We exploit the presence of moduli fields in the ${\mathrm{AdS}}_3\times S^3\times C{Y}_2$, where $C{Y}_2=T^4$ or $K3$, solution to type IIB superstring theory, to construct a $U$-fold solution with geometry ${\mathrm{AdS}}_2\times S^1\times {\mathrm{S}}^3\times C{Y}_2$. This is achieved by giving a nontrivial dependence of the moduli fields in $\mathrm{SO}(4,n)/\mathrm{SO}(4)\times \mathrm{SO}(n)$ ($n=4$ for $C{Y}_2=T^4$ and $n=20$ for $C{Y}_2=K3$), on the coordinate $\eta$ of a compact direction $S^1$ along the boundary of ${\mathrm{AdS}}_3$, so that these scalars, as functions of $\eta$, describe a geodesic on the corresponding moduli space.

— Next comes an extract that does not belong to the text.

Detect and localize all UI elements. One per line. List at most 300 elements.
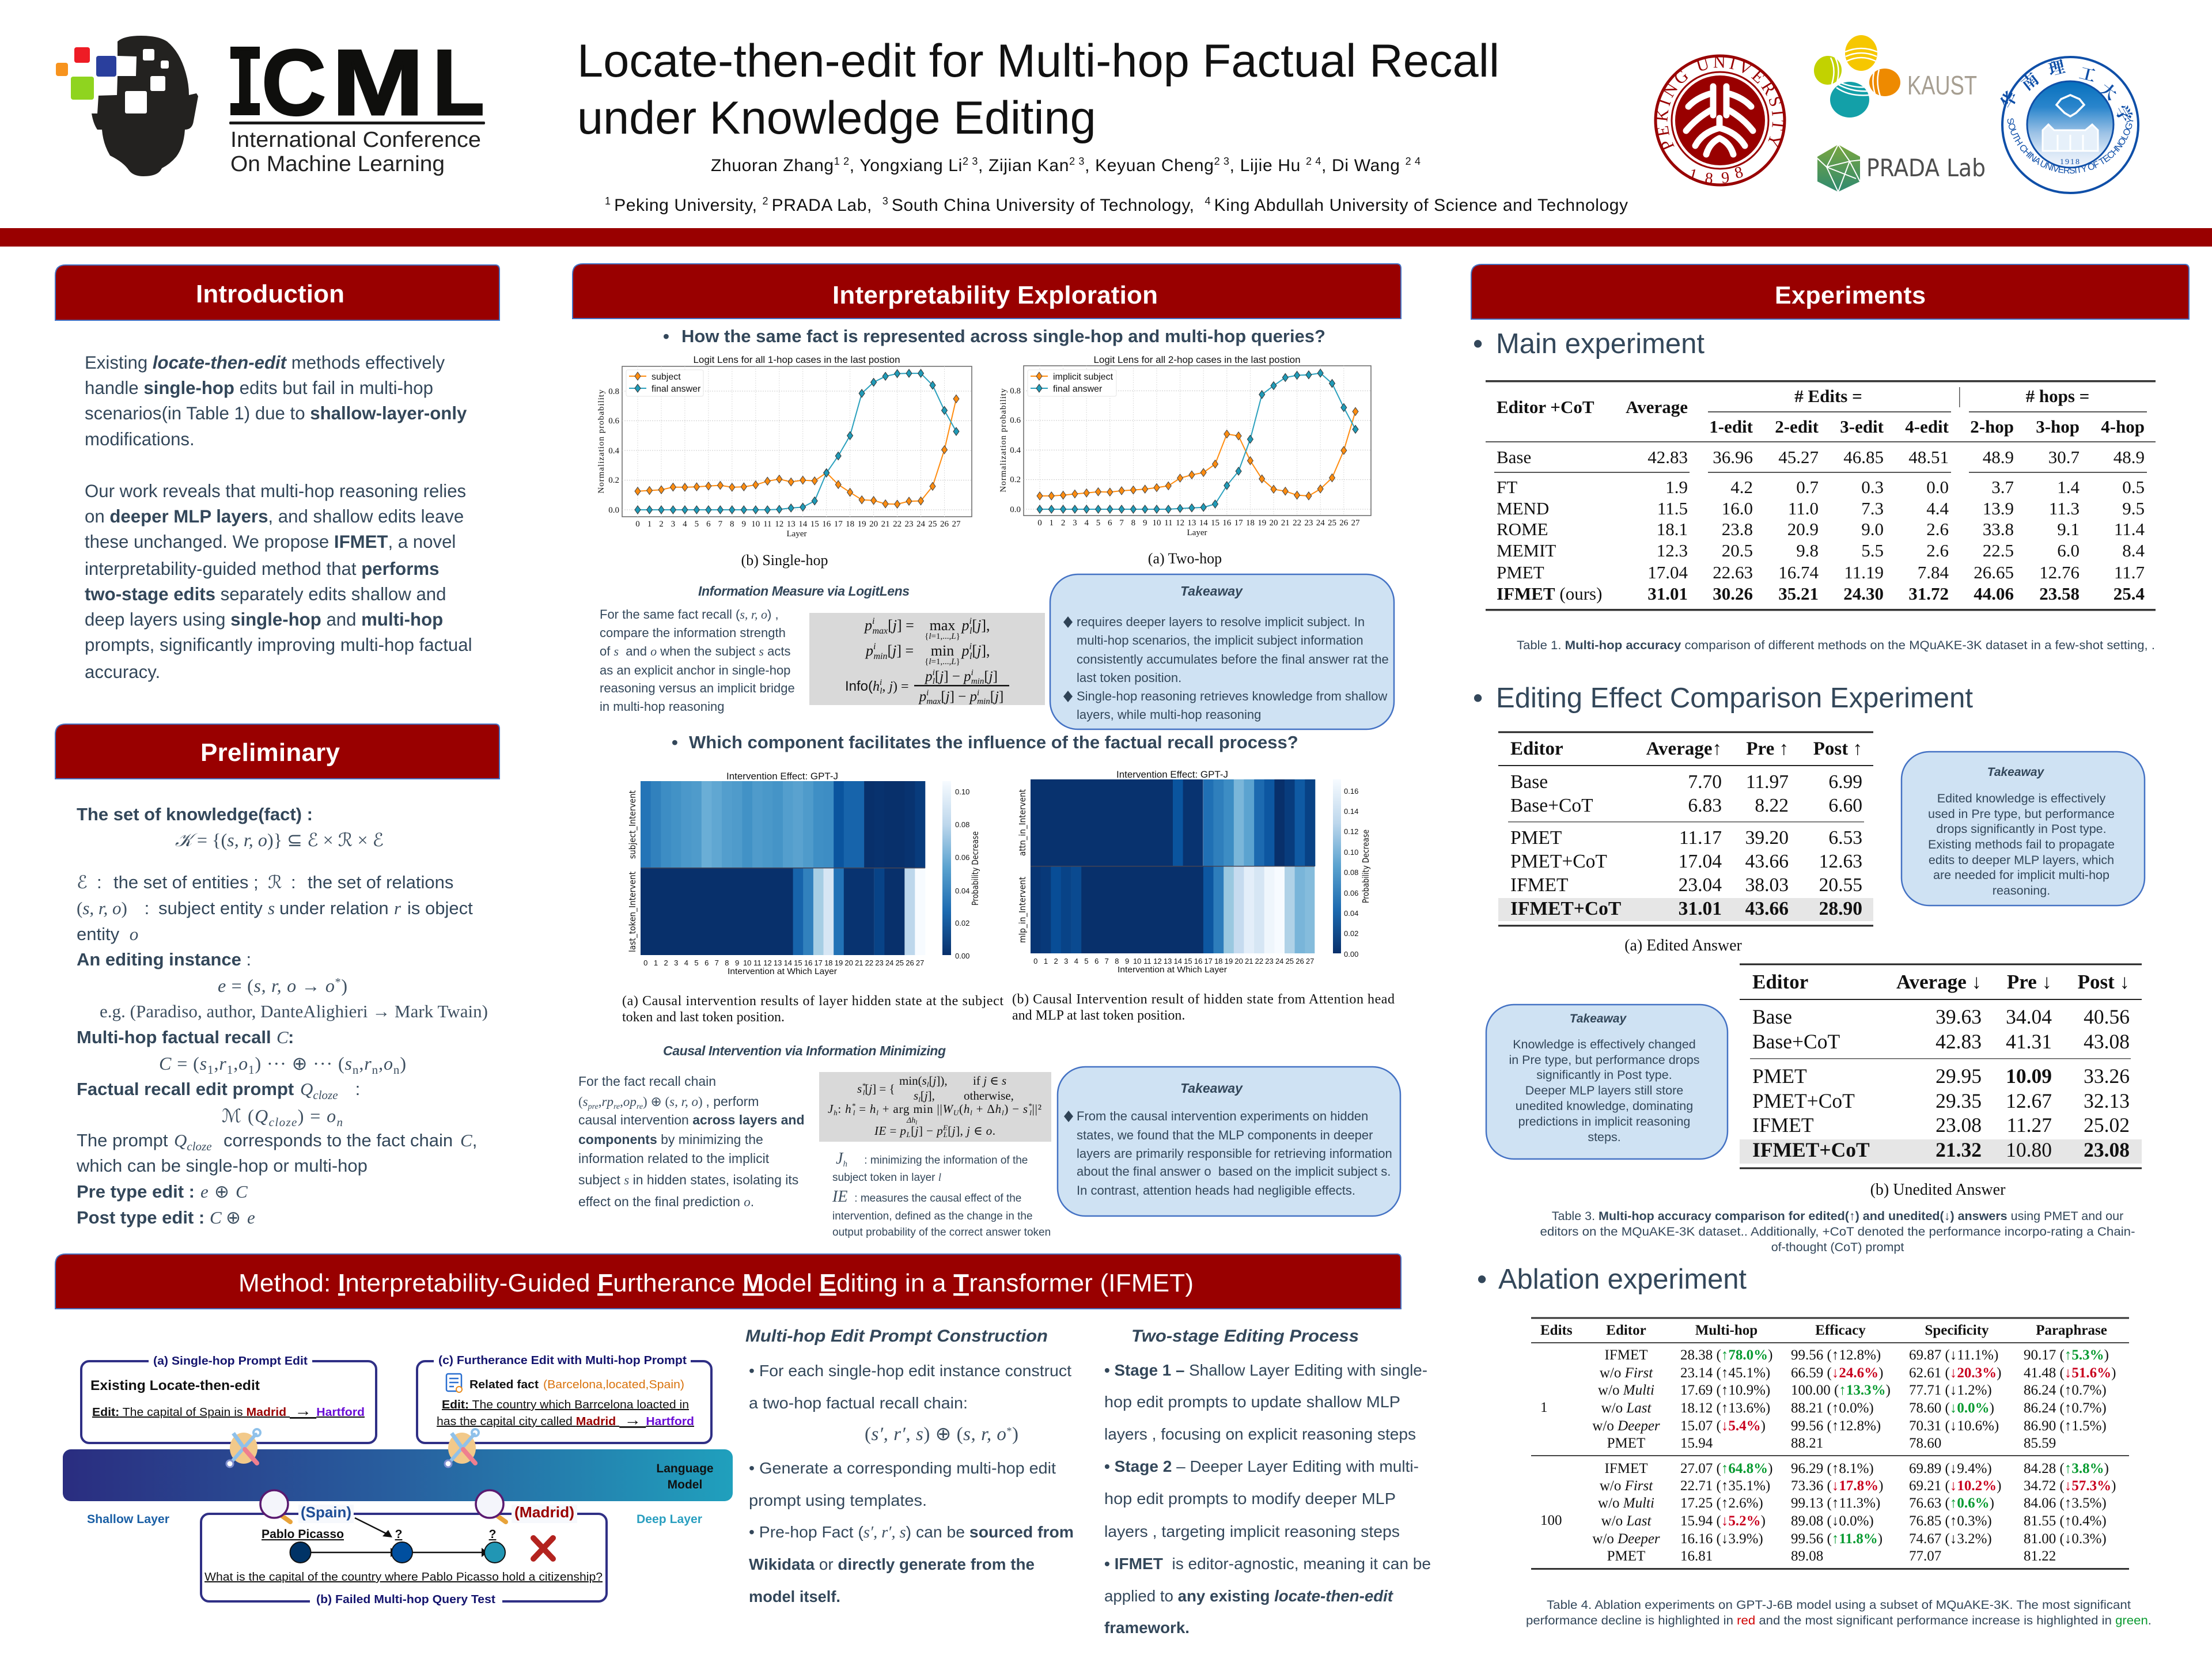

The backreaction of these evolving scalars on spacetime amounts to a splitting of ${\mathrm{AdS}}_3$ into ${\mathrm{AdS}}_2\times S^1$ with a nontrivial monodromy along $S^1$ defined by the geodesic. Choosing the monodromy matrix in $\mathrm{SO}(4,n;\mathbb{Z})$, this supergravity solution is conjectured to be a consistent superstring background. We generalize this construction starting from an ungauged theory in $D=2d$, $d$ odd, describing scalar fields nonminimally coupled to ($d-1$) forms and featuring solutions with topology ${\mathrm{AdS}}_d\times S^d$, and moduli scalar fields. We show, in this general setting, that giving the moduli fields a geodesic dependence on the $\eta$ coordinate of an $S^1$ at the boundary of ${\mathrm{AdS}}_d$ is sufficient to split this space into ${\mathrm{AdS}}_{d-1}\times S^1$, with a monodromy along $S^1$ defined by the starting and ending points of the geodesic. This mechanism seems to be at work in the known $J$-fold solutions in $D=10$ type IIB theory and hints toward the existence of similar solutions in the type IIB theory compactified on $C{Y}_2$. We argue that the holographic dual theory on these backgrounds is a $1+0$ CFT on an interface in the $1+1$ theory at the boundary of the original ${\mathrm{AdS}}_3$.